21.02.2014

Hartz IV-Tagebuch - die Einsamkeit der Gedanken

von Volker

Können wir noch irgendetwas an dieser lebensfeindlichen Welt verändern? Ich stelle mir diese Frage täglich und finde keine Antwort darauf.
Abgrundtief zu verachten ist die Tatsache, was Gier und Machtstreben aus diesem Planeten gemacht haben: eine Müllhalde, einen Ort für Kriege und Ausbeutung. Mit einer Brutalität, deren Höhepunkt noch lange nicht erreicht ist.
Bei näherer Betrachtung der Dinge und genauerem Hinsehen besteht die Gefahr in den Wahnsinn zu fallen. Das geht schnell ... es sei, sie verhalten sich wie eine Schnecke. Den Kopf einziehen und darauf hoffen, dass alles nicht so schlimm wird. Die eigene Selbsttäuschung inszenieren, was uns sicherlich nicht schwerfallen dürfte, bei all den Heilrufen, die uns täglich erreichen. »Nimm es locker, denke positiv, wir regeln dein erbärmliches Leben, solange du uns von Nutzen bist.«
So kommunizieren reden DIE mit uns, vergleichen uns mit geistig Behinderten, die wohlwollend gerade noch am Leben erhalten werden, weil es so ein Ding gibt, das wir »Würde« nennen, ein einsames Wort, jederzeit noch googlebar und straffrei nachzulesen.
Was wundert sie daran. Dass wir »Menschenwürde« noch aussprechen dürfen? Nun ja, darüber zu reden oder sie einzufordern macht schon einen gewaltigen Unterschied.
Vergessen sie's einfach, sie fallen damit nur auf und auf die Schnauze; man wird sie hinwegfegen wie ein lästiges Insekt.
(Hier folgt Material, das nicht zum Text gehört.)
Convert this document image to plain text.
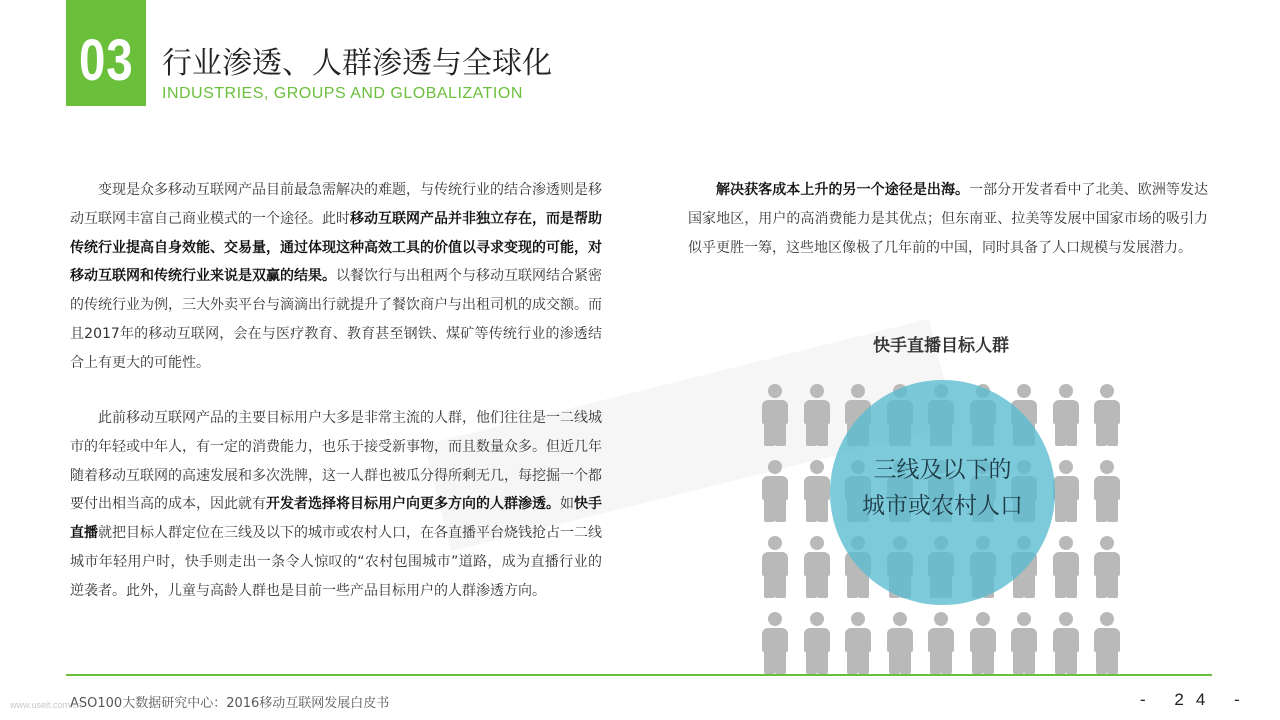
03 行业渗透、人群渗透与全球化
INDUSTRIES, GROUPS AND GLOBALIZATION
变现是众多移动互联网产品目前最急需解决的难题，与传统行业的结合渗透则是移动互联网丰富自己商业模式的一个途径。此时移动互联网产品并非独立存在，而是帮助传统行业提高自身效能、交易量，通过体现这种高效工具的价值以寻求变现的可能，对移动互联网和传统行业来说是双赢的结果。以餐饮行与出租两个与移动互联网结合紧密的传统行业为例，三大外卖平台与滴滴出行就提升了餐饮商户与出租司机的成交额。而且2017年的移动互联网，会在与医疗教育、教育甚至钢铁、煤矿等传统行业的渗透结合上有更大的可能性。
此前移动互联网产品的主要目标用户大多是非常主流的人群，他们往往是一二线城市的年轻或中年人，有一定的消费能力，也乐于接受新事物，而且数量众多。但近几年随着移动互联网的高速发展和多次洗牌，这一人群也被瓜分得所剩无几，每挖掘一个都要付出相当高的成本，因此就有开发者选择将目标用户向更多方向的人群渗透。如快手直播就把目标人群定位在三线及以下的城市或农村人口，在各直播平台烧钱抢占一二线城市年轻用户时，快手则走出一条令人惊叹的“农村包围城市”道路，成为直播行业的逆袭者。此外，儿童与高龄人群也是目前一些产品目标用户的人群渗透方向。
解决获客成本上升的另一个途径是出海。一部分开发者看中了北美、欧洲等发达国家地区，用户的高消费能力是其优点；但东南亚、拉美等发展中国家市场的吸引力似乎更胜一筹，这些地区像极了几年前的中国，同时具备了人口规模与发展潜力。
快手直播目标人群
三线及以下的
城市或农村人口
ASO100大数据研究中心：2016移动互联网发展白皮书	- 24 -
www.useit.com.cn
Denken wir einfach nicht mehr darüber nach(?).

1 Kommentar:

PeWi hat gesagt…

Und genau das machen die meisten Menschen. Nur nicht nachdenken. Besser: Nachdenken lassen! Und zwar von denen, die den Normalo alles streitig machen wollen. Ich habe die Hoffnung aufgegeben, dass etwas geändert werden kann. Die Mehrzahl will es nicht. Das macht mich langsam fuchsig. Als ich diese Woche in der Kippe-Redaktion zur Besprechung war, fiel mir gerade bei der jungen Redakteurin auf, dass sie von nichts nichts weiß. Ja von Kultur quasseln sie wie verrückt vor sich hin, so dass ich eigentlich nur noch Bahnhof verstehe. Aber das normale Leben? Fehlanzeige. Sie kam mit Fachkräftemangel und alles solchen Müll. Ich habe ihr die Links für die Nachdenkenseiten, Flassbeck und Querschüsse geschickt. Ich hoffe, dass sie die auch nachschlägt. Es wäre ein Anfang. Aber, Volker, wenn wir uns niederdrücken lassen würden, dann hätten die erreicht, was sie wollen. 100% willfährig! Das will ich nicht, deshalb gebe ich nicht auf, auch wenn wir Sisyphus spielen.